Alecia Mercer, 20, of Trenton, NC announced yesterday that she was not surprised to learn her 3-year old son’s father, William Edward Small was the air-force mechanic whose rabies-infected organs were transplanted into several recipients. Among the unsuspecting victims was a Maryland man who died after receiving an infected kidney. The type of rabies he contracted through the donation was called "rabies virus-a raccoon type," which is very uncommon in humans. Only one other person has reportedly died from this form, according to the Centers for Disease Control and Prevention.
Small’s other kidney, liver and heart went to people in Illinois, Florida and Georgia. Luckily, none have come down with rabies thus far. However, each have begun getting the rabies vaccine.
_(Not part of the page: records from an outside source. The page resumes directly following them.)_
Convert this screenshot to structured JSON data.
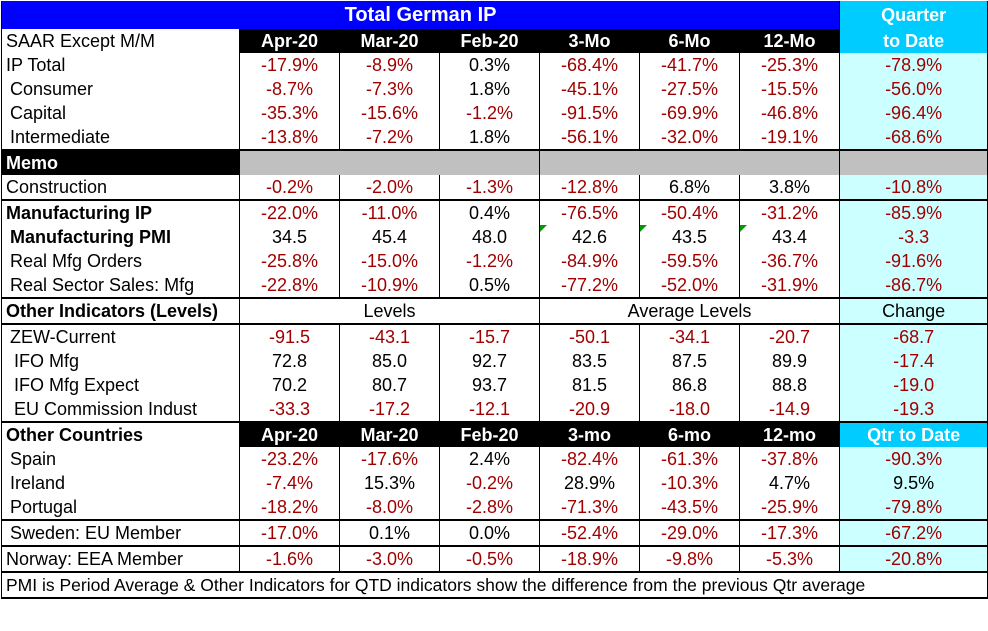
{
  "title": "Total German IP",
  "quarter_header": [
    "Quarter",
    "to Date"
  ],
  "header": {
    "label": "SAAR Except M/M",
    "cols": [
      "Apr-20",
      "Mar-20",
      "Feb-20",
      "3-Mo",
      "6-Mo",
      "12-Mo"
    ]
  },
  "ip_rows": [
    {
      "label": "IP Total",
      "values": [
        "-17.9%",
        "-8.9%",
        "0.3%",
        "-68.4%",
        "-41.7%",
        "-25.3%"
      ],
      "qtd": "-78.9%"
    },
    {
      "label": "Consumer",
      "values": [
        "-8.7%",
        "-7.3%",
        "1.8%",
        "-45.1%",
        "-27.5%",
        "-15.5%"
      ],
      "qtd": "-56.0%"
    },
    {
      "label": "Capital",
      "values": [
        "-35.3%",
        "-15.6%",
        "-1.2%",
        "-91.5%",
        "-69.9%",
        "-46.8%"
      ],
      "qtd": "-96.4%"
    },
    {
      "label": "Intermediate",
      "values": [
        "-13.8%",
        "-7.2%",
        "1.8%",
        "-56.1%",
        "-32.0%",
        "-19.1%"
      ],
      "qtd": "-68.6%"
    }
  ],
  "memo": {
    "label": "Memo",
    "row": {
      "label": "Construction",
      "values": [
        "-0.2%",
        "-2.0%",
        "-1.3%",
        "-12.8%",
        "6.8%",
        "3.8%"
      ],
      "qtd": "-10.8%"
    }
  },
  "mfg_rows": [
    {
      "label": "Manufacturing IP",
      "values": [
        "-22.0%",
        "-11.0%",
        "0.4%",
        "-76.5%",
        "-50.4%",
        "-31.2%"
      ],
      "qtd": "-85.9%"
    },
    {
      "label": "Manufacturing PMI",
      "values": [
        "34.5",
        "45.4",
        "48.0",
        "42.6",
        "43.5",
        "43.4"
      ],
      "qtd": "-3.3"
    },
    {
      "label": "Real Mfg Orders",
      "values": [
        "-25.8%",
        "-15.0%",
        "-1.2%",
        "-84.9%",
        "-59.5%",
        "-36.7%"
      ],
      "qtd": "-91.6%"
    },
    {
      "label": "Real Sector Sales: Mfg",
      "values": [
        "-22.8%",
        "-10.9%",
        "0.5%",
        "-77.2%",
        "-52.0%",
        "-31.9%"
      ],
      "qtd": "-86.7%"
    }
  ],
  "other_indicators": {
    "label": "Other Indicators (Levels)",
    "levels": "Levels",
    "avg_levels": "Average Levels",
    "change": "Change",
    "rows": [
      {
        "label": "ZEW-Current",
        "values": [
          "-91.5",
          "-43.1",
          "-15.7",
          "-50.1",
          "-34.1",
          "-20.7"
        ],
        "qtd": "-68.7"
      },
      {
        "label": "IFO Mfg",
        "values": [
          "72.8",
          "85.0",
          "92.7",
          "83.5",
          "87.5",
          "89.9"
        ],
        "qtd": "-17.4"
      },
      {
        "label": "IFO Mfg Expect",
        "values": [
          "70.2",
          "80.7",
          "93.7",
          "81.5",
          "86.8",
          "88.8"
        ],
        "qtd": "-19.0"
      },
      {
        "label": "EU Commission Indust",
        "values": [
          "-33.3",
          "-17.2",
          "-12.1",
          "-20.9",
          "-18.0",
          "-14.9"
        ],
        "qtd": "-19.3"
      }
    ]
  },
  "other_countries": {
    "label": "Other Countries",
    "cols": [
      "Apr-20",
      "Mar-20",
      "Feb-20",
      "3-mo",
      "6-mo",
      "12-mo"
    ],
    "qtd": "Qtr to Date",
    "rows": [
      {
        "label": "Spain",
        "values": [
          "-23.2%",
          "-17.6%",
          "2.4%",
          "-82.4%",
          "-61.3%",
          "-37.8%"
        ],
        "qtd": "-90.3%"
      },
      {
        "label": "Ireland",
        "values": [
          "-7.4%",
          "15.3%",
          "-0.2%",
          "28.9%",
          "-10.3%",
          "4.7%"
        ],
        "qtd": "9.5%"
      },
      {
        "label": "Portugal",
        "values": [
          "-18.2%",
          "-8.0%",
          "-2.8%",
          "-71.3%",
          "-43.5%",
          "-25.9%"
        ],
        "qtd": "-79.8%"
      }
    ]
  },
  "sweden": {
    "label": "Sweden: EU Member",
    "values": [
      "-17.0%",
      "0.1%",
      "0.0%",
      "-52.4%",
      "-29.0%",
      "-17.3%"
    ],
    "qtd": "-67.2%"
  },
  "norway": {
    "label": "Norway: EEA Member",
    "values": [
      "-1.6%",
      "-3.0%",
      "-0.5%",
      "-18.9%",
      "-9.8%",
      "-5.3%"
    ],
    "qtd": "-20.8%"
  },
  "footnote": "PMI is Period Average & Other Indicators for QTD indicators show the difference from the previous Qtr average",
  "colors": {
    "title_bg": "#0000ff",
    "qtd_header_bg": "#00ccff",
    "qtd_col_bg": "#ccffff",
    "negative": "#a00000",
    "memo_gray": "#c0c0c0"
  }
}
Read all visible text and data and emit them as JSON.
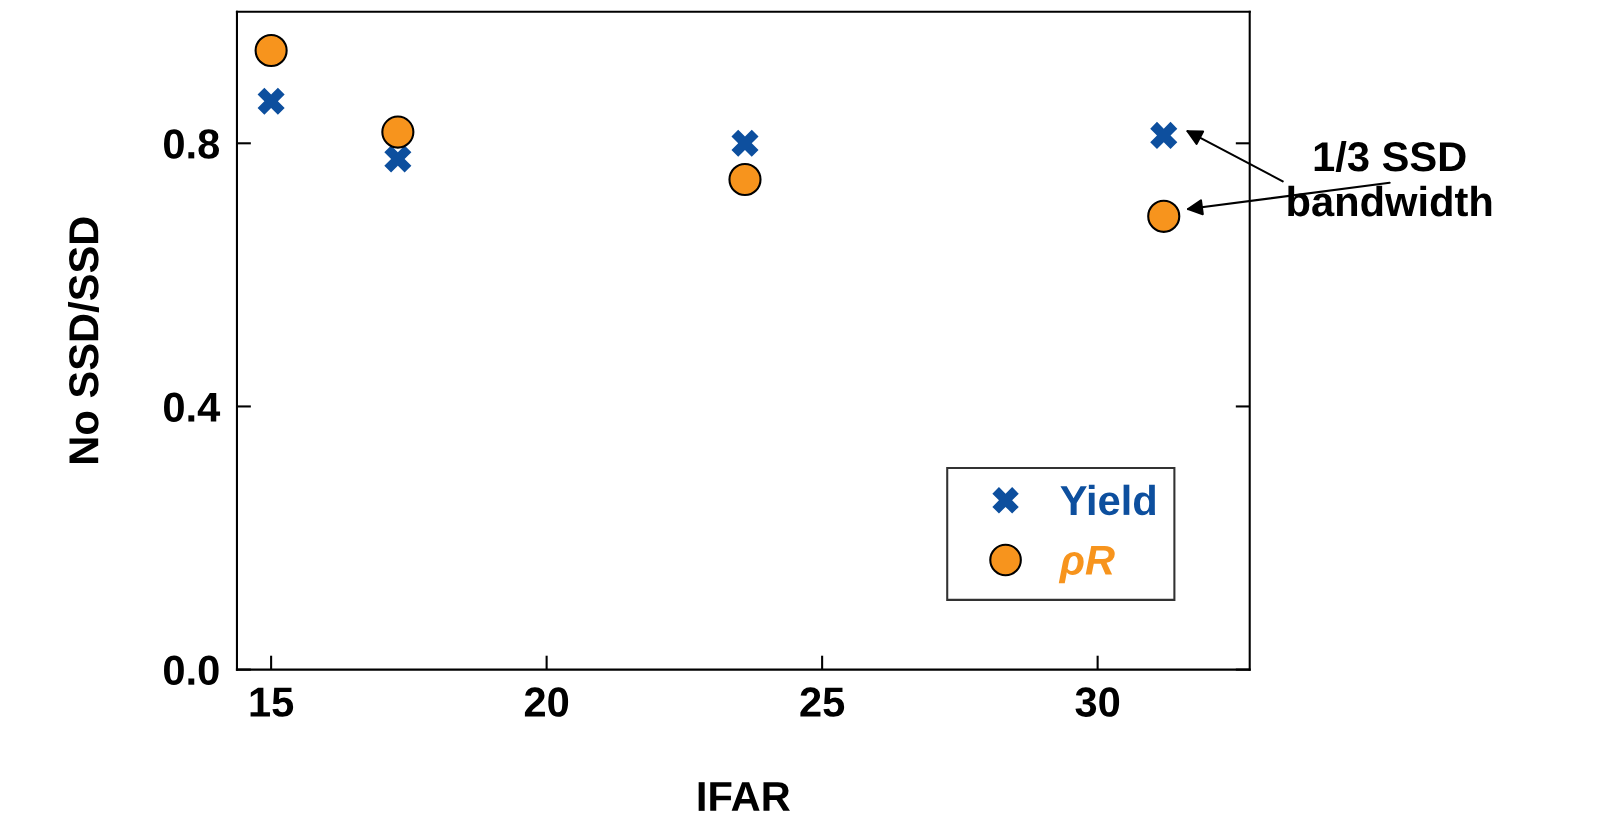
{
  "chart_data": {
    "type": "scatter",
    "xlabel": "IFAR",
    "ylabel": "No SSD/SSD",
    "x": [
      15.0,
      17.3,
      23.6,
      31.2
    ],
    "series": [
      {
        "name": "Yield",
        "color": "#0d4f9e",
        "marker": "cross",
        "values": [
          0.864,
          0.776,
          0.8,
          0.812
        ]
      },
      {
        "name": "ρR",
        "color": "#f7941d",
        "marker": "circle",
        "values": [
          0.941,
          0.817,
          0.745,
          0.689
        ]
      }
    ],
    "xlim": [
      14.38,
      32.76
    ],
    "xticks": [
      15,
      20,
      25,
      30
    ],
    "ylim": [
      0.0,
      1.0
    ],
    "yticks": [
      {
        "value": 0.0,
        "label": "0.0"
      },
      {
        "value": 0.4,
        "label": "0.4"
      },
      {
        "value": 0.8,
        "label": "0.8"
      }
    ],
    "annotations": [
      "1/3 SSD\nbandwidth"
    ],
    "legend": "bottom right",
    "grid": false
  }
}
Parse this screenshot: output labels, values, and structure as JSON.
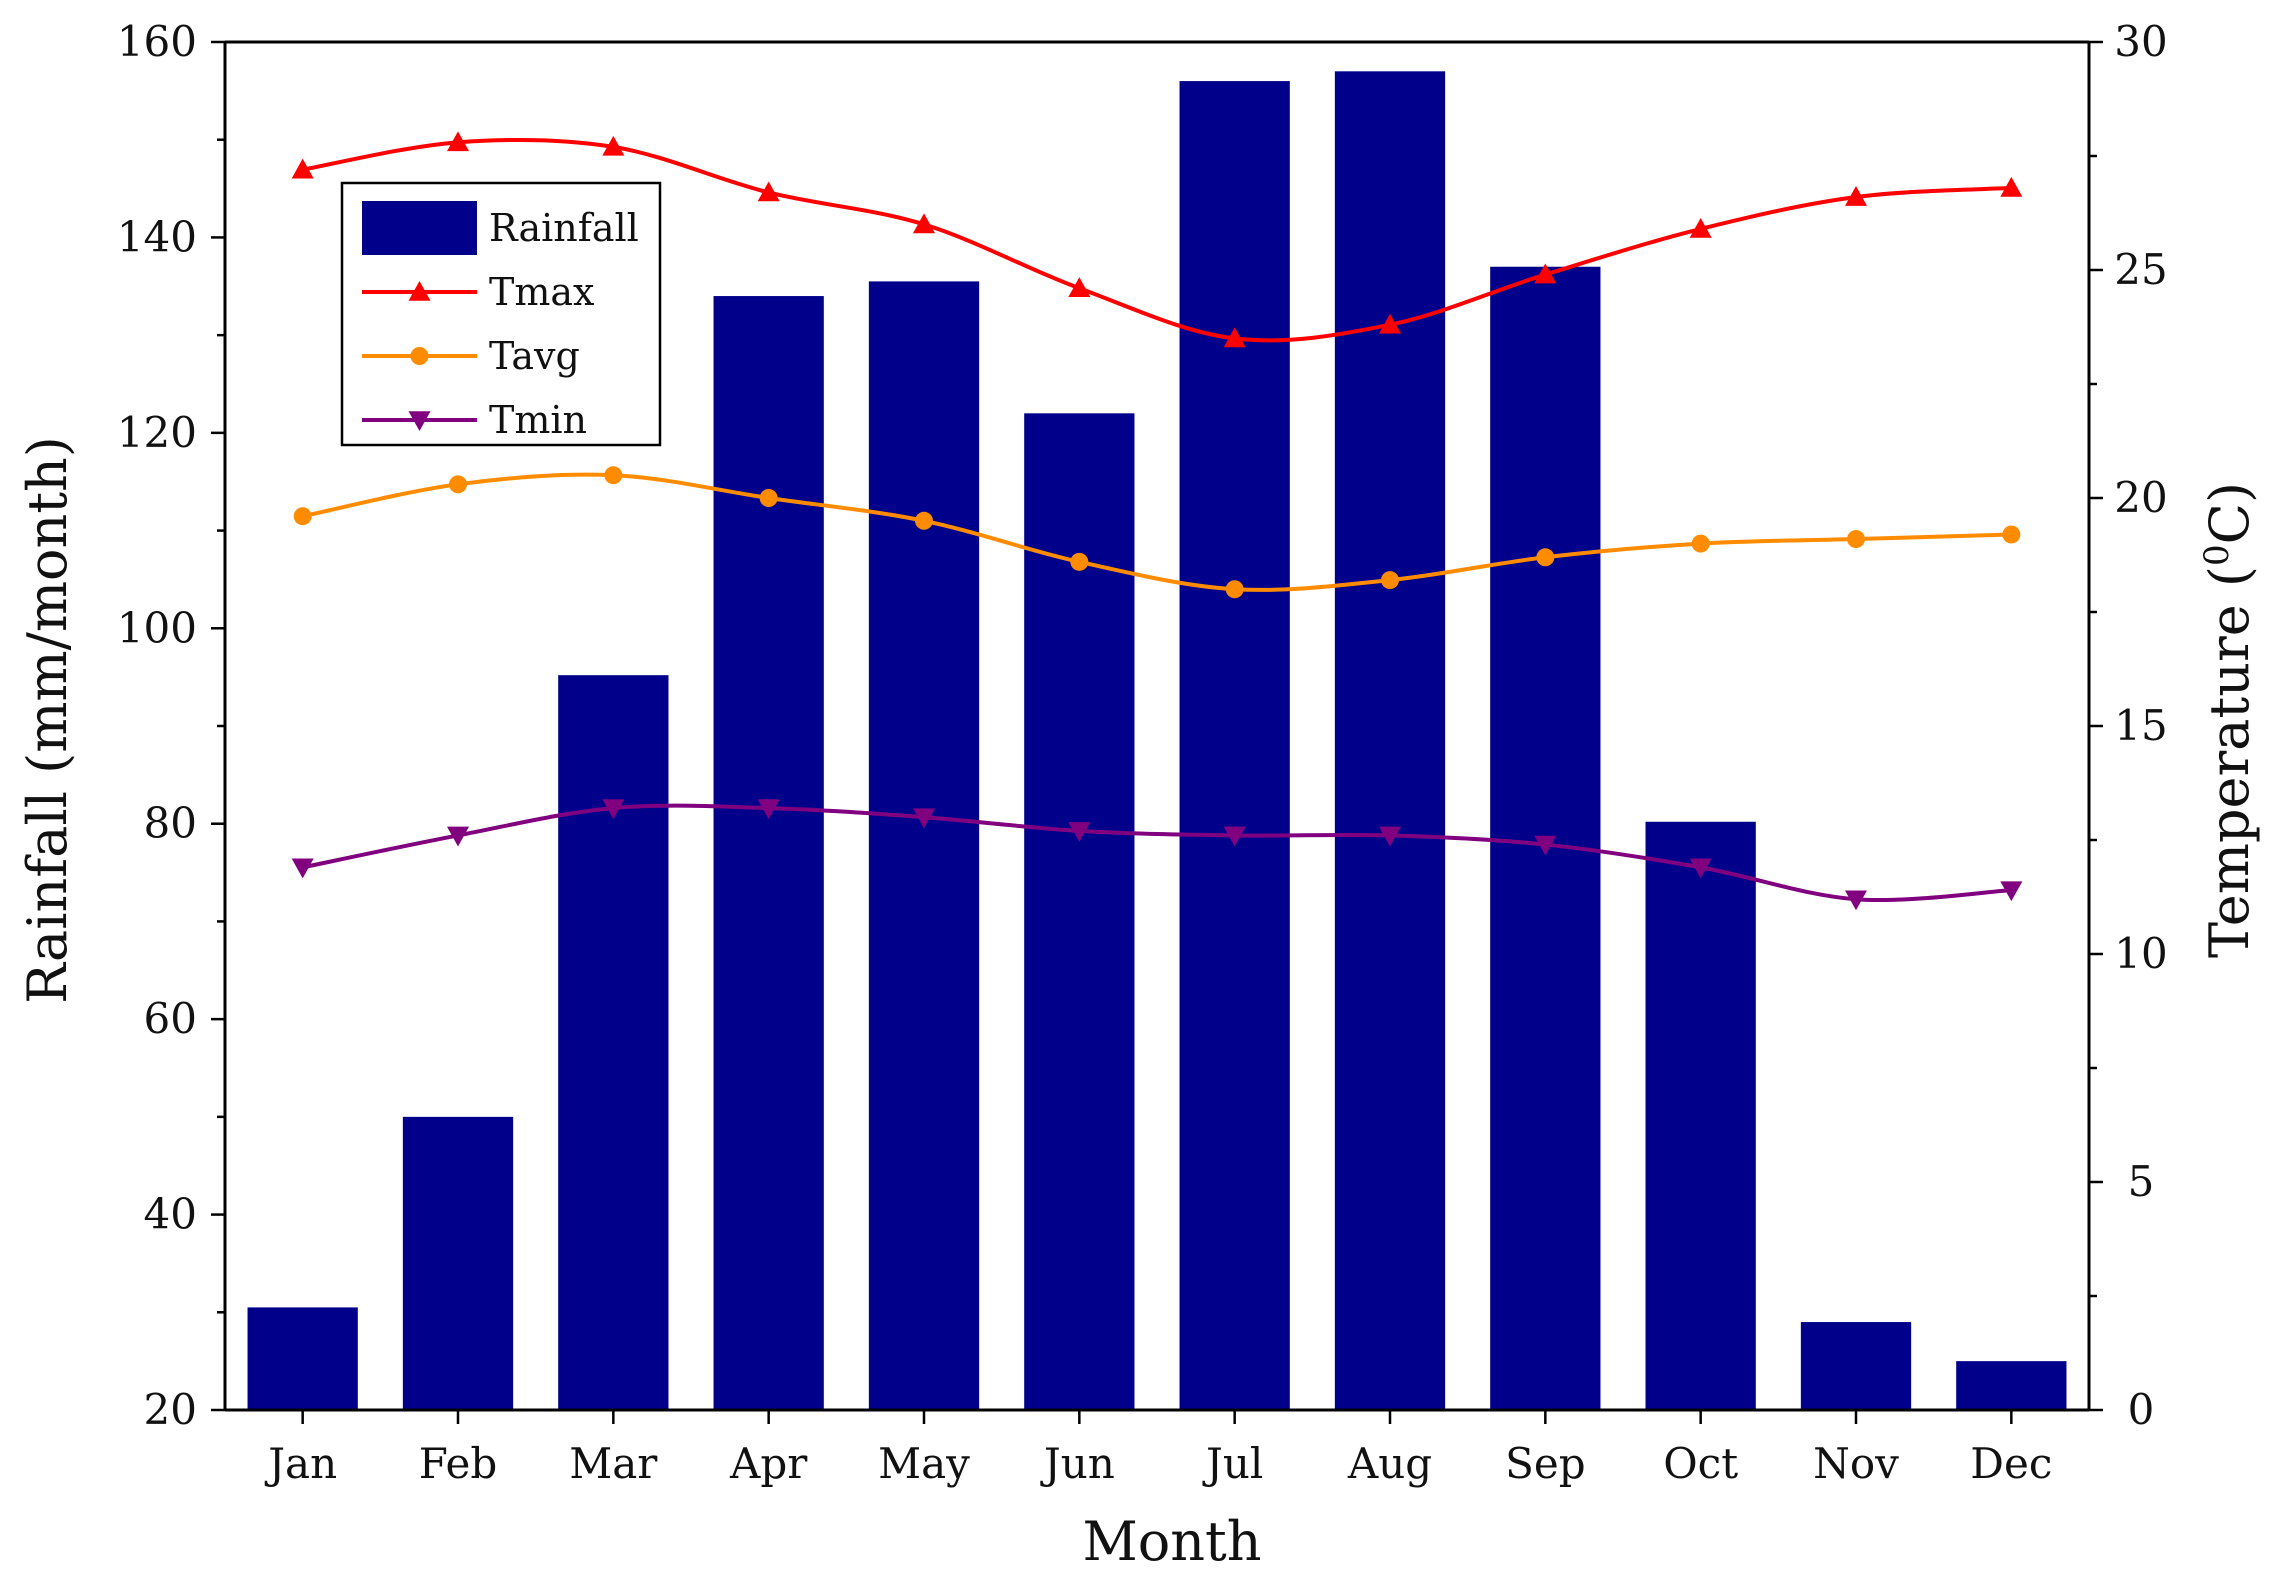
{
  "chart_data": {
    "type": "bar+line",
    "categories": [
      "Jan",
      "Feb",
      "Mar",
      "Apr",
      "May",
      "Jun",
      "Jul",
      "Aug",
      "Sep",
      "Oct",
      "Nov",
      "Dec"
    ],
    "xlabel": "Month",
    "ylabel": "Rainfall (mm/month)",
    "y2label_main": "Temperature (",
    "y2label_sup": "0",
    "y2label_unit": "C)",
    "ylim": [
      20,
      160
    ],
    "y2lim": [
      0,
      30
    ],
    "yticks": [
      "20",
      "40",
      "60",
      "80",
      "100",
      "120",
      "140",
      "160"
    ],
    "y2ticks": [
      "0",
      "5",
      "10",
      "15",
      "20",
      "25",
      "30"
    ],
    "legend_position": "top-left",
    "series": [
      {
        "name": "Rainfall",
        "type": "bar",
        "axis": "left",
        "color": "#00008B",
        "values": [
          30.5,
          50,
          95.2,
          134,
          135.5,
          122,
          156,
          157,
          137,
          80.2,
          29,
          25
        ]
      },
      {
        "name": "Tmax",
        "type": "line",
        "axis": "right",
        "color": "#FF0000",
        "marker": "triangle-up",
        "values": [
          27.2,
          27.8,
          27.7,
          26.7,
          26.0,
          24.6,
          23.5,
          23.8,
          24.9,
          25.9,
          26.6,
          26.8
        ]
      },
      {
        "name": "Tavg",
        "type": "line",
        "axis": "right",
        "color": "#FF8C00",
        "marker": "circle",
        "values": [
          19.6,
          20.3,
          20.5,
          20.0,
          19.5,
          18.6,
          18.0,
          18.2,
          18.7,
          19.0,
          19.1,
          19.2
        ]
      },
      {
        "name": "Tmin",
        "type": "line",
        "axis": "right",
        "color": "#800080",
        "marker": "triangle-down",
        "values": [
          11.9,
          12.6,
          13.2,
          13.2,
          13.0,
          12.7,
          12.6,
          12.6,
          12.4,
          11.9,
          11.2,
          11.4
        ]
      }
    ]
  }
}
Small had been in the Air Force for 17 weeks before he died. He visited a clinic at the Pensacola Naval Air Station in August 2011 for abdominal pain and vomiting and was transferred to a civilian hospital four days later, where he died a Defense Department spokeswoman said last week. Although the original cause of death was attributed to a stomach virus, it has now been changed to rabies according to military and state officials.
“He did a lot of trapping and hunting and stuff,” Mercer told the Associated Press. “He didn’t care what the animal looked like. He just picked it up.” She also noted that neither she, nor the child had seen Smalls since December 2010, several months before he joined the military. Nor had they visited him in the hospital.
The Defense Department confirmed that the donor had seizures and encephalitis -- a brain inflammation that can be caused by rabies. However, those symptoms can also be caused by a variety of bacterial, viral and other more common conditions.
"Rabies is very unusual, and it can look like a lot of different things," Dr. Matthew Kuehnert, director of the CDC's Office of Blood, Organ, and Other Tissue Safety, said. "I personally can't say I would have been able to make the correct diagnosis had I been there, without knowing what I know now."
All potential organ donations in the U.S. are screened and tested for infections, and interviews are conducted with family members and close contacts to determine if there are any diseases that may be spread. While HIV or hepatitis are commonly tested for, rabies screenings aren't usually performed unless there are suspicious signs.